The design is pretty straightforward in that you quite often have sunken panels that are crisp with straight edges and right angles, but it is often a very clean cut design that can look perfect in so many different types of kitchens. Others may have a look whereby it appears to have been made in pieces, most doors will look as if they are one piece, in order to give that slightly rustic and rural look that is so familiar in this type of design. Ultimately it can provide you with kitchen cabinet doors that are sharp on the eye and provide you with a kitchen that really does have a great degree of charm about it.


With the panels you do have different options available depending on how big you want them to be or indeed if you just want one panel that is set into the door or would prefer two with a smaller one at the top. This does depend upon how elaborate you want your cabinet doors to look, but once again you cannot be too over the top with this type of design as it is what sets it apart from everything else that is out there.

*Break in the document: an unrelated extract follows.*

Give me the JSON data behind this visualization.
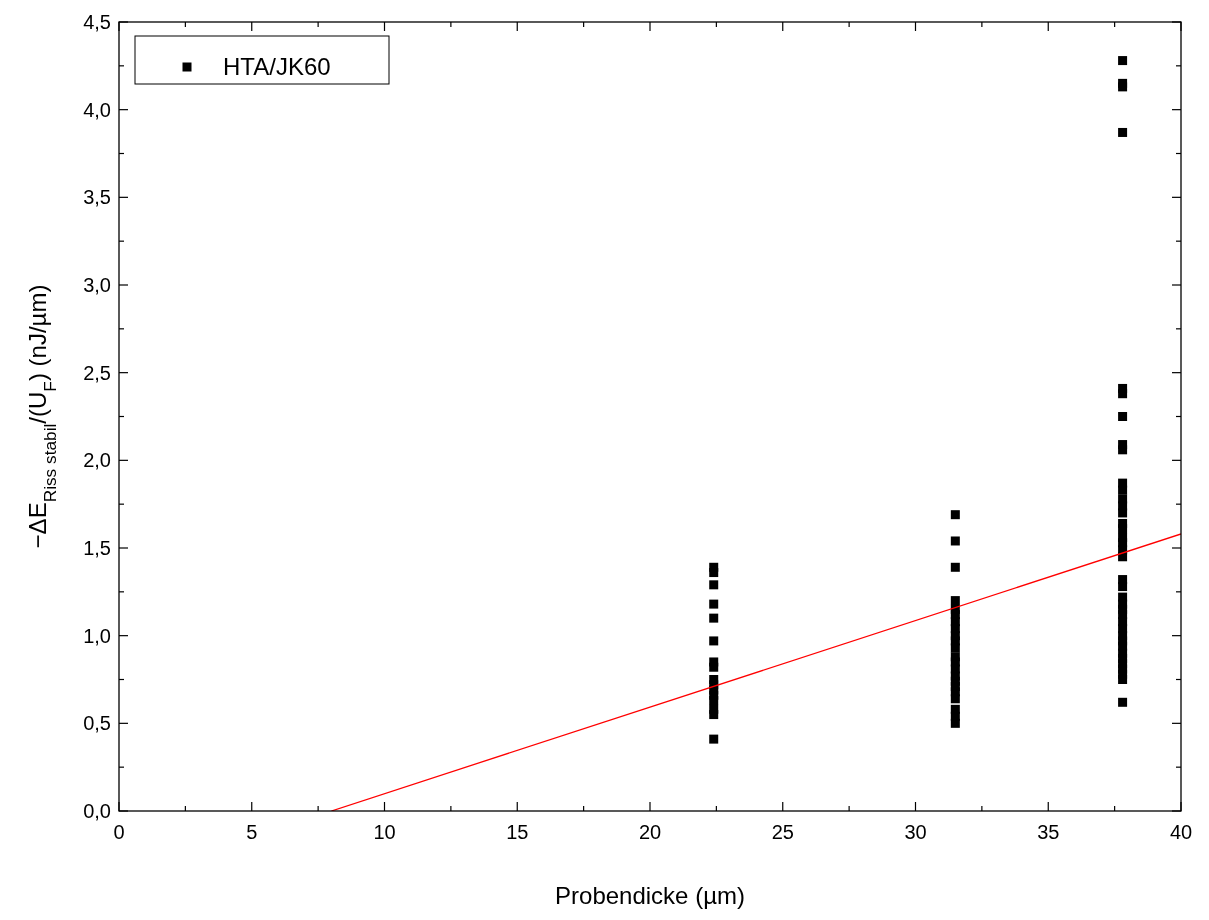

Next it is best to quickly discuss the handles and with this style they need to be simple and easy to use. There is no need to have elaborate handles or knobs, but instead the simple circular one will be more than enough because with this type of design simplicity really is the key. The only other options would be small square or rectangular style knobs, but once again they should not be too big or you will find that it ruins the overall effect you are hoping to achieve.


The question now is, why white? Quite simply white is a very pure color and it has always worked well in a kitchen as it is clean, crisp, and it just creates a positive vibe about the entire room. White also works well with so many other colors allowing you to then really focus on the design of the entire room including the walls and furnishings.


So white shaker style cabinet doors really are still in fashion and they will always look amazing in the correct kitchen. This design really is sharp, it is both modern as well as traditional at the same time, and the white color will give a real crispness that may have been previously missing. Keep things simple, keep them plain, and you will ultimately have a kitchen that really does stand out from all of the others.